Fitness at a National Cemetery

To know me is to know that health and fitness are important to me. I eat right, work out six mornings a week, and walk an average of six miles a day. But squats? Ugh!

If you know me you also know I struggle to climb my family tree during the summer months. Who wants to sit in front of a computer when you could be outside walking around a lake or down a wooded trail? What’s a genealogist to do?

Visit a cemetery of course!

 Fort Snelling National Cemetery Avenue of Flags


Fort Snelling National Cemetery
Avenue of Flags

Husband and I didn’t start our recent trip to Fort Snelling National Cemetery with exercise in mind. We went to check on my dad’s gravesite, pull weeds and maybe take a picture or two (hundred) for Find A Grave.

Fort Snelling is one of the 131 national cemeteries in 40 states and Puerto Rico maintained by the VA’s National Cemetery Administration. If you’ve ever visited a national cemetery, you know the markers are placed at precise distances from one another front to back and side to side.

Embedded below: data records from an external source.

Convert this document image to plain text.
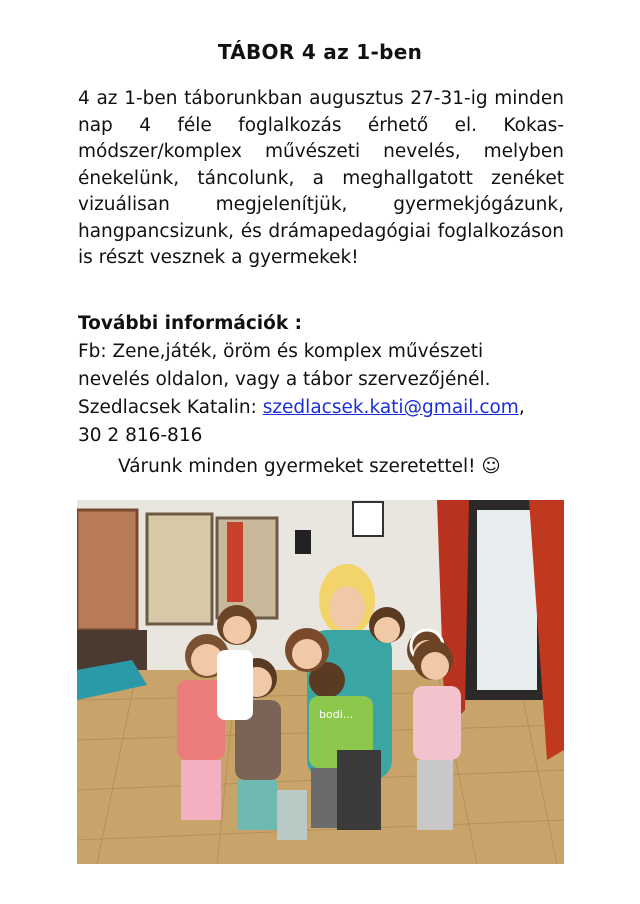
TÁBOR 4 az 1-ben
4 az 1-ben táborunkban augusztus 27-31-ig minden nap 4 féle foglalkozás érhető el. Kokas-módszer/komplex művészeti nevelés, melyben énekelünk, táncolunk, a meghallgatott zenéket vizuálisan megjelenítjük, gyermekjógázunk, hangpancsizunk, és drámapedagógiai foglalkozáson is részt vesznek a gyermekek!
További információk :
Fb: Zene,játék, öröm és komplex művészeti
nevelés oldalon, vagy a tábor szervezőjénél.
Szedlacsek Katalin: szedlacsek.kati@gmail.com,
30 2 816-816
Várunk minden gyermeket szeretettel! ☺
bodi...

After visiting with my dad for a bit, Husband and I drove to another section of the cemetery. I boldly stated I planned to take photos of one entire row across and a second row on the return trip. These particular headstones look best photographed straight on, so my technique was to:

  1. step to the left
  2. step together
  3. stoop and shoot
  4. stand
  5. repeat steps 1-4

286 times! I had to lean on the last 50 or so headstones just to stand up and I could barely walk back to the car. My legs hurt for the next two days!

After my muscles stopped crying, I realized what a phenomenal way this had been to combine two things I love, staying fit and memorializing those who have passed.

According to Find A Grave, only 23% of the 207, 902 memorials posted for Fort Snelling have headstone photos.

I’m already doing squats to prepare for my next trip.